In light of this, the assimilation, usage and acceptance of alternative medicine, more so, acupuncture in modern medical practices geared towards the development of an effective holistic medical model assumes that alternative and contemporary medicine succeeds in being integrated in medical learning curriculums since acupuncture is widely recognized by the British Medical Association. Hence, medical Practitioner’s in the UK who are already practicing alternative medicine can be perceived as mediators between public demand for treatment and evidence based approach towards the provision of medical services.
As a result, it is inevitable that social and economic pressures will drive a significant percentage of patients to seek alternative and contemporary medicine. Consequently, acupuncture has been widely accepted in the UK especially in instances where conventional medicine has failed to offer relief or is incapable of sufficiently addressing the patient’s health condition. Therefore in order to mitigate these issues a significant number of hospitals in the UK have integrated acupuncture into their medical practices with the help of the Foundation for Integrated Medicine (National Center for Complementary and Alternative Medicine, 2012)
While a holistic approach is critical towards the provision of health care is beneficial, increased input into qualitative research in respect to acupuncture is required. Meanwhile, a critical evaluation towards acupuncture’s integration into medical learning curriculums is needed. These will enable medical Practitioner’s in the UK to appreciate the vital contributions of alternative and contemporary medicine; while developing medical paradigms that are holistic in nature.
Alternative medicine contributes to a large extent to the general health care of a significant number of people in the United Kingdom. The widespread use of acupuncture and belief in its effectiveness makes it a formidable resource that cannot be ignored. Acupuncture is a valuable contributor to the health care of a large percentage of individuals across the social and economic divide (Leung and Cheng, 2004). The studies conducted are conclusive proof to this fact; where the effectiveness of acupuncture in treating pain and other ailments is evident. Though, it has its shortcomings it is clear that its benefits are tremendous. Therefore, the claims of alternative medicine in regard to the viability of acupuncture as a means of treating ailments and relieving pain are true and accurate.
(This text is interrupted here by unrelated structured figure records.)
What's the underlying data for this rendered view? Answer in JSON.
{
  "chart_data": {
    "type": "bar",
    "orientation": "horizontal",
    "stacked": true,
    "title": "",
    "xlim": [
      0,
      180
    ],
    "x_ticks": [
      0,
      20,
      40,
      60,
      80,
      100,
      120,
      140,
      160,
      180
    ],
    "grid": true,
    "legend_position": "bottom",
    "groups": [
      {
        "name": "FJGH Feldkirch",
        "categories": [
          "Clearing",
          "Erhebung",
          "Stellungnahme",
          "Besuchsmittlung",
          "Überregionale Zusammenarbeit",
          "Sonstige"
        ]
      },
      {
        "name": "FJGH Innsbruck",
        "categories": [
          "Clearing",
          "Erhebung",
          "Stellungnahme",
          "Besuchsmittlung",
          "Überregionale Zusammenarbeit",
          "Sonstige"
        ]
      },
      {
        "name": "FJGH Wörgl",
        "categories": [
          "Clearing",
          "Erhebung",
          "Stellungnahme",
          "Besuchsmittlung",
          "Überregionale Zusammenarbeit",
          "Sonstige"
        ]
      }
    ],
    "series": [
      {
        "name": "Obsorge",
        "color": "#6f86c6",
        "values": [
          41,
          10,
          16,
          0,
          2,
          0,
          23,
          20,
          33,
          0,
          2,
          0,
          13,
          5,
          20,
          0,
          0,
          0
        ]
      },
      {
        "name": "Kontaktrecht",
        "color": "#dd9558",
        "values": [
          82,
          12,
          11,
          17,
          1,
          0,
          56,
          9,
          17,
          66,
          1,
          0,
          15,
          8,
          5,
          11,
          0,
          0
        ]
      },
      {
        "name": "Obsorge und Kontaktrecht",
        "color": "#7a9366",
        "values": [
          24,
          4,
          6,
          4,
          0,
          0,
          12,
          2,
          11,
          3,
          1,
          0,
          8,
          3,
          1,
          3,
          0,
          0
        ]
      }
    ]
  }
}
The benefits accruing from acupuncture are significant to the United Kingdom population given their economic disparity. Acupuncture is a low cost form of treatment and does not require a lot of financial resources. Its effectiveness in treating ailments that arise as a result of using modern medicine makes it a valuable resource. The National Health Service and the government should allocate more resources into the research and training of acupuncture techniques and methodologies. The contributions of acupuncture in the United Kingdom afford it attention and significant appreciation.
Although a significant number of people approve the use of acupuncture as an alternative medicine, there are those who do not believe in its practice. Their argument is that the use of needles on the basis of correcting life energy in individuals is a farce and has no scientific basis; therefore, there is no proof of acupuncture's effectiveness. They believe that only modern medicine can offer quality health care. Its practice is not scientific; therefore, the results arising from the use of Chinese medicine are not quantifiable and no relevant reliance to the health industry.